Yeah, okay, the “I Watch the Watchmen” joke has probably been made a billion times already. It’s still funny.
A few nights ago, I finally saved up enough couch-change for a babysitter so my husband and I could get out for a few hours to go finally see this movie. Now, I will admit, historically comic books make bad movies. Anyone who thinks otherwise comes from the blessed blessed time of the past ten years or so. Anyone remember the made-for-tv Spiderman movies? I watched every one. Twice. For every decent adaptation there have been twenty or so valiant efforts that just missed somehow, and another twenty that probably got mercy-killed during production.
So it was with some amount of trepidation that I bought my tickets and we headed into the theatre.
I was, shall we say, plesantly surprised.
Actually, the adaptation is frikkin brilliant.
Now, before the purists flame me out of existence, stay your hand for just a moment, let me explain what I mean.
One of the common issues I find with comic book adaptations is the geek factor. Every well-know property has it’s cool scenes. It’s “omygodthey actually did THAT? Wouldn’t that be so COOL in a movie” moments in the art and story. A comic like the Watchmen has more than a few of these, and I am absolutley positive that there are more than a few of those that have been cut. What they did here, rather than a reinvention like we have seen for Batman and Superman of late, was to DISTILL the story. There was not a single moment in that movie that did not NEED to be in there. They took out anything and everything, no matter how popular with the fans, that did not contribute to the whole. This rendition of the story is clean, it is tight, it carries you through without confusion even if you have never read a comic-book in your life. It is exactly what was needed to turn this into a film that anyone (even the non-comic fan audience) can relate to. There’s no twenty years of backstory you need to know to get all the in-jokes (guy in the subway singing “Spiderman” anybody?). It’s all here neatly packaged with just enough sex and gore to give you the feel of the original grittiness of the comic book, but without making those FX elements the focus of the movie. They are incidental to the story, and the *story* is everything, not only here, but in the original comic okks as well.
The visuals fit the comic just well enough to set it apart from the gritty realism of the new Batman and the shiny shiny future of the new Superman. They have given us a new visual metaphor in the cultural canon, we shall see if it sticks.

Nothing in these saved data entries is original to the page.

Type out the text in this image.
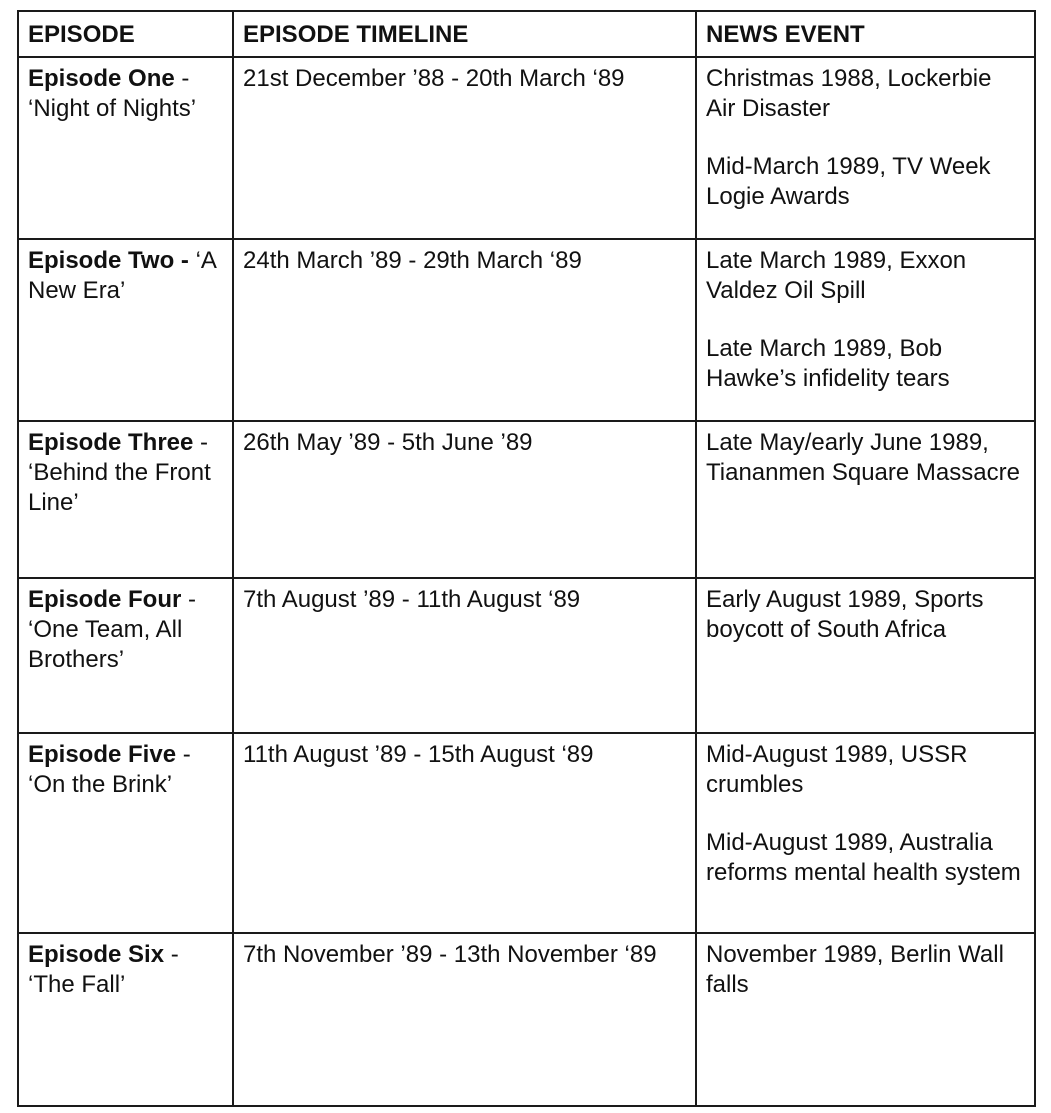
EPISODE	EPISODE TIMELINE	NEWS EVENT
Episode One - ‘Night of Nights’	21st December ’88 - 20th March ‘89	Christmas 1988, Lockerbie Air Disaster
Mid-March 1989, TV Week Logie Awards

Episode Two - ‘A New Era’	24th March ’89 - 29th March ‘89	Late March 1989, Exxon Valdez Oil Spill
Late March 1989, Bob Hawke’s infidelity tears

Episode Three - ‘Behind the Front Line’	26th May ’89 - 5th June ’89	Late May/early June 1989, Tiananmen Square Massacre

Episode Four - ‘One Team, All Brothers’	7th August ’89 - 11th August ‘89	Early August 1989, Sports boycott of South Africa

Episode Five - ‘On the Brink’	11th August ’89 - 15th August ‘89	Mid-August 1989, USSR crumbles
Mid-August 1989, Australia reforms mental health system

Episode Six - ‘The Fall’	7th November ’89 - 13th November ‘89	November 1989, Berlin Wall falls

One particular element I liked that departed somewhat from the book was the nobility of these retired heroes. Rather than sinking into drugs, drink and total depravity (which was pretty much the norm for
“retired” heroes for a while there), they have gone on with their lives for better or for worse. They have issues, as everyone does, and they work through them, much like everyone does. It gives us a chance to connect with them as people, which is essential if we are going to suspend our disbelief and buy-in to the world we are being shown. They are not “less” human because they are “more” hero. When the end of the world is coming, that element of them, rather than fostering bitterness and hate for the populace that passed the “no-hero” act, rises to the fore as easily as donning a mask. Even Rorshach is still a hero, he is still trying to save the world, to do away with the evils he sees and to that end, unable to compromise with the lie of the final, but possibly only, solution, he willingly meets his sticky end. To preserve what he has been fighting for.Â
Really, the end result was frikkin brilliant. I… Well, I won’t take my kids to see it now, but when they get older, when they are past the first blush of utopias and brightly-colored spandex and ready for the grittier stuff, I think this will be on my “must show them” list.